さらには、薬物によるうつ病や脳血管性病変による血管性うつ病など、うつ病が発症するきっかけは様々です。
高齢者うつの特徴とは?
高齢者のうつ病は、若年層のうつ病とは異なる特徴があります。
高齢者うつの主な症状
高齢者うつの症状は以下のとおり挙げられます。
- 悲観的な訴えが少ない
- 意欲集中力の低下
- 気分の低下
- 認知機能の低下
- 心気的な訴えが多い
- 身体的な不調
- 物覚えが悪くなる
- 記憶力の衰えに関する訴え
ご覧の通り、高齢者のうつは加齢や認知症によく似た症状があります。また、認知症外来を受診する患者の5人に1人はうつ病性障害であるとも。
軽視していると、うつ病の症状が重くなることもあるため、気になることがあればすぐにかかりつけ医にご相談ください。
別れや喪失感がうつ病の引き金に
高齢者は、長い人生の中で多くの別れや喪失を体験しています。
- 健康や体の機能が衰える
- 退職や 子供が独り立ちすることで社会的役割を失う
- 収入が減少し、経済力が低下する
- 配偶者、家族、友人との別れや死別
これらの喪失体験が重なることで、うつ病の引き金になることも少なくありません。
身近な人との別れは特に注意が必要
配偶者や近親者、友人など身近で親しい関係の人と死別した時は、特に注意が必要です。
そういった場合には、 頻繁に訪問して注意深く様子を確認することが大切です。
- 抑うつ症状が6ヶ月以上続く
- 死んだ人と一緒になりたいという気持ちが強い
- 死を避けるために何かできたのではないかという罪悪感が続き、自分を責める
このような状態が続く場合には、受診をするようにしましょう。
精神症状よりも身体症状を強く訴えることも
前高齢者のうつでは、精神症状より身体症状を強く訴える場合があります。
例えば、以下のような訴えがあります。
- 不眠や1日中眠たい、ウトウトしているなどの過眠などの睡眠に対する訴え
- 食欲不振、過食
- めまいや強いの疲労感
- 頭痛や腰痛
- 身体や身体の節々の痛み
- 便秘や下痢
このような訴えをされると、周囲の人達も身体の不調の方が気になってしまい、精神面の不調や変化を見逃してしまいがちです。

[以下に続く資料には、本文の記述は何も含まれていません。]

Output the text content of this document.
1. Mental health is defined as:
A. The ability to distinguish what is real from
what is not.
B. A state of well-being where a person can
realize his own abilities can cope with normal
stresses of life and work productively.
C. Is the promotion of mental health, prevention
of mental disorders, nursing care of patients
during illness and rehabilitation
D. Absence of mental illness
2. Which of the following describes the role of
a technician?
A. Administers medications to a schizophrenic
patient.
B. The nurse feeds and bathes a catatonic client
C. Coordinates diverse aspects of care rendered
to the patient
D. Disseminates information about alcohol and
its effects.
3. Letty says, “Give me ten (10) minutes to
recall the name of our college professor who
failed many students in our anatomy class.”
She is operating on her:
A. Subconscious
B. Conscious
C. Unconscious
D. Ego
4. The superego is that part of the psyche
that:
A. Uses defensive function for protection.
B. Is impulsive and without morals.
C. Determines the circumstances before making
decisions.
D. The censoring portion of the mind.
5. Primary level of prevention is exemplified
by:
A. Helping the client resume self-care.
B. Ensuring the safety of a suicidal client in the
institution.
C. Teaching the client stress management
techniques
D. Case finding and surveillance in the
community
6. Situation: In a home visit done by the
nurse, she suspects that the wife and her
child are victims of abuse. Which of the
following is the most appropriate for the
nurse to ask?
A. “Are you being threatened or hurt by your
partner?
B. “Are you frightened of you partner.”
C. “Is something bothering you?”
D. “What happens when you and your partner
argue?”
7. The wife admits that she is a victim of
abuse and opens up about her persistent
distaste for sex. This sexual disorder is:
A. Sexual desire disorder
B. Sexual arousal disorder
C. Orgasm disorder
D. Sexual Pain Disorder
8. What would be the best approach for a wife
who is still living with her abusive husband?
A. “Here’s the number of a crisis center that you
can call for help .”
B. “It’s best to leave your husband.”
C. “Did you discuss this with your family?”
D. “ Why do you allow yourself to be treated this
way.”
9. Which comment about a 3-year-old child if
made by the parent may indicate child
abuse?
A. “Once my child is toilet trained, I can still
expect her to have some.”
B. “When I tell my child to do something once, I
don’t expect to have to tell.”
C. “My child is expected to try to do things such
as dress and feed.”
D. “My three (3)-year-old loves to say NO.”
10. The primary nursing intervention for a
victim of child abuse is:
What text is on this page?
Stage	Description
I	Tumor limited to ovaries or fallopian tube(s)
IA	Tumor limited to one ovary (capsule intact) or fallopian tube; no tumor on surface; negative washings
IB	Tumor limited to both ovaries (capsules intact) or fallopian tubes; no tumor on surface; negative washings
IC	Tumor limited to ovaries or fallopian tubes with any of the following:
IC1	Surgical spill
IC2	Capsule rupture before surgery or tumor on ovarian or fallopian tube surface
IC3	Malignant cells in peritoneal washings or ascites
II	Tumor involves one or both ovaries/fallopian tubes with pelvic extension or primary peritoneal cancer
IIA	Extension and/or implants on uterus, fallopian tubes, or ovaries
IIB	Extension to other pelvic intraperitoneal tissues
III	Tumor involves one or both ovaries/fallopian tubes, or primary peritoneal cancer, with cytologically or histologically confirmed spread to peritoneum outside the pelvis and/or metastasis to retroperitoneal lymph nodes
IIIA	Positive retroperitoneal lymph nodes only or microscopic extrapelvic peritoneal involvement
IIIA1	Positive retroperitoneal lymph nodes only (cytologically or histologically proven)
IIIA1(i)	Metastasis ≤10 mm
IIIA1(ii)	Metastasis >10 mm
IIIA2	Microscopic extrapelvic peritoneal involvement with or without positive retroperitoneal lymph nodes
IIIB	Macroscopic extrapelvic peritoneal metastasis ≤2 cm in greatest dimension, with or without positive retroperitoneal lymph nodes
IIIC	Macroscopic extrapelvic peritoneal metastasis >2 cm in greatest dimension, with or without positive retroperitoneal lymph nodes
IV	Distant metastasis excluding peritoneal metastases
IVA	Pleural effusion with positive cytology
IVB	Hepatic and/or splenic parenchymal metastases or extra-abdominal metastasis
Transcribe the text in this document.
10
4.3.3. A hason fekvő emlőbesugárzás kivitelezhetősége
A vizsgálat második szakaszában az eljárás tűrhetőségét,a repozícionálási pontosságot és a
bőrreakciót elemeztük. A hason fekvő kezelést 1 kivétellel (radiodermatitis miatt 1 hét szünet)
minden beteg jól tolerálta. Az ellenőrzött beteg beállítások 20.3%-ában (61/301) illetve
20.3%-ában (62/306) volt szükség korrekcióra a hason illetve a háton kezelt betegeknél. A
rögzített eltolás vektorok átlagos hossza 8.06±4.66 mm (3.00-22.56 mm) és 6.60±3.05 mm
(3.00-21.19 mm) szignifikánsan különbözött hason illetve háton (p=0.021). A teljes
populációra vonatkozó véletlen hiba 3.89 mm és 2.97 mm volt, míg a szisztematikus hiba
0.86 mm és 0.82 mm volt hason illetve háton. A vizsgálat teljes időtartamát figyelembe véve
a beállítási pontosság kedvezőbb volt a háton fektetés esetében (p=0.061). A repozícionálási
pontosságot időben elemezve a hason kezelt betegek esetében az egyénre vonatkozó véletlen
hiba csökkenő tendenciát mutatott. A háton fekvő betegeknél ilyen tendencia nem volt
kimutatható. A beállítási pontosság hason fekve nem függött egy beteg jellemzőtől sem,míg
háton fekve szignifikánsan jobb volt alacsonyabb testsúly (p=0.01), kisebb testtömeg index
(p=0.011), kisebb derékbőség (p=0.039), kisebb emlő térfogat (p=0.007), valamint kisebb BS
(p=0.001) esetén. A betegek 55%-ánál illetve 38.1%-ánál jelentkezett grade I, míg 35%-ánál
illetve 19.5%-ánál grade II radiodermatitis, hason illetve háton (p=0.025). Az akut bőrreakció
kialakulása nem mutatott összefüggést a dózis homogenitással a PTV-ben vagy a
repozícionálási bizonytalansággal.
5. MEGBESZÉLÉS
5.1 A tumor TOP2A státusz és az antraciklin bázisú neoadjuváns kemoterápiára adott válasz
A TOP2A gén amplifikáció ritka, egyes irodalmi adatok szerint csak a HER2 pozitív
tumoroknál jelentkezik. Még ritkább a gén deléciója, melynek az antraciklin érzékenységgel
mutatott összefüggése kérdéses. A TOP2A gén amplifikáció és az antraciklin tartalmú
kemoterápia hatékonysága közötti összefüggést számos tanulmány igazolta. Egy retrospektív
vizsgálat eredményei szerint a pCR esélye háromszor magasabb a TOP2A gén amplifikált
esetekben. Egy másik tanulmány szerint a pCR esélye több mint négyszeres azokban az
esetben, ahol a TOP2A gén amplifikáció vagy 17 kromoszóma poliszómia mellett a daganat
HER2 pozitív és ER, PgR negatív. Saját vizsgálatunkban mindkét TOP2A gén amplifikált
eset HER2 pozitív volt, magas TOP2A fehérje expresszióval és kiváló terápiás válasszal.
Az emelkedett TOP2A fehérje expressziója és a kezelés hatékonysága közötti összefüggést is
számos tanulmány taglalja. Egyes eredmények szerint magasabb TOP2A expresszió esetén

高齢のうつでは、体の状態についての配慮と認知症との区別が大切なのです。
高齢者のうつ病に対する治療や対策、接し方は?
高齢者のうつに対する治療は、薬物療法、カウンセリングなどの精神療法などが中心に行われます。
薬物療法では、その人に合う抗うつ剤などを服用して経過をみます。高齢者の場合は、複数の疾患を持っていることが少なくありません。お薬手帳などを活用し、医者や薬剤師に服用中の薬との相性などを確認してもらいましょう。
周囲の人の理解を得たり、本人がプレッシャーを感じないような声かけや本人のペースで生活できるような環境調整も大切になってきます。
心の健康をチェックしよう
高齢の方で、最近元気がない、やる気が出ない、と感じる場合は、下記の各項目をチェックしてみましょう。
- ひどく気分が落ちこむ・何となくもの悲しい
- 何となく不安で落ち着かず、イライラする
- さびしい、せつない、自分が情けないなどの 感情がある
- 今後の生活について不安であり、自分に自信 がもてない
- 物事を決めようと思っても、判断を下すのに苦労するようになった
- 何かしようと思っても、根気が続かない(集中ができない
- 寝つきが悪い・夜中に何度も目が覚める・十分に眠った感じがしない など
- 食欲がなく体重が急激に減ってきた
- 自分が周りに迷惑をかけていると強く思う
- 好きだったものや趣味に興味がなくなった
チェックで「はい」の項目が多い方は、医者や地域の精神保健福祉センター、地域包括支援センターなどに相談してみましょう。
無理強いをせず本人のペースに合わせる
本人の意志やペースを大切にして、決して無理強いはしないようにしましょう。
散歩などの軽い運動はうつ病に良いとされていますが、無理に促すとプレッシャーを感じて状態を悪くする可能性があります。
また、本人への声かけも「頑張って」より「よく頑張ってるね」と”ねぎらう声かけ”を心がけるようにしてください。
過剰に反応せず今まで通りに接する
周囲が心配しすぎると、本人も気にしてしまいストレスに感じてしまうことがあります。
うつ病の診断が出ても、今までどおりに接することが大切です。
身の回りのことや生活面において、過剰に介助する必要はありません。
本人ができることや今までおこなっていたことは、無理のない範囲で続けてもらうことが大切です。
まとめ
高齢者うつは、さまざまなきっかけで誰にでも発症する可能性があります。
高齢者のうつは、認知症と間違えられることが多く、若年層のうつとは症状の出方が異なり、身体の不調が目立つ傾向にあります。
体調が悪くなっても、高齢だから…と自ら病院を受診することが少なく、発見が遅れることも少なくありません。
少しでも早くつらい状況から回復するためには、家族や周りの人の気づきが重要となります。
「元気がないな、、、」
「おかしいな、、」
そう感じた際には、早めに専門機関や病院、地域包括支援センターなどに相談しましょう。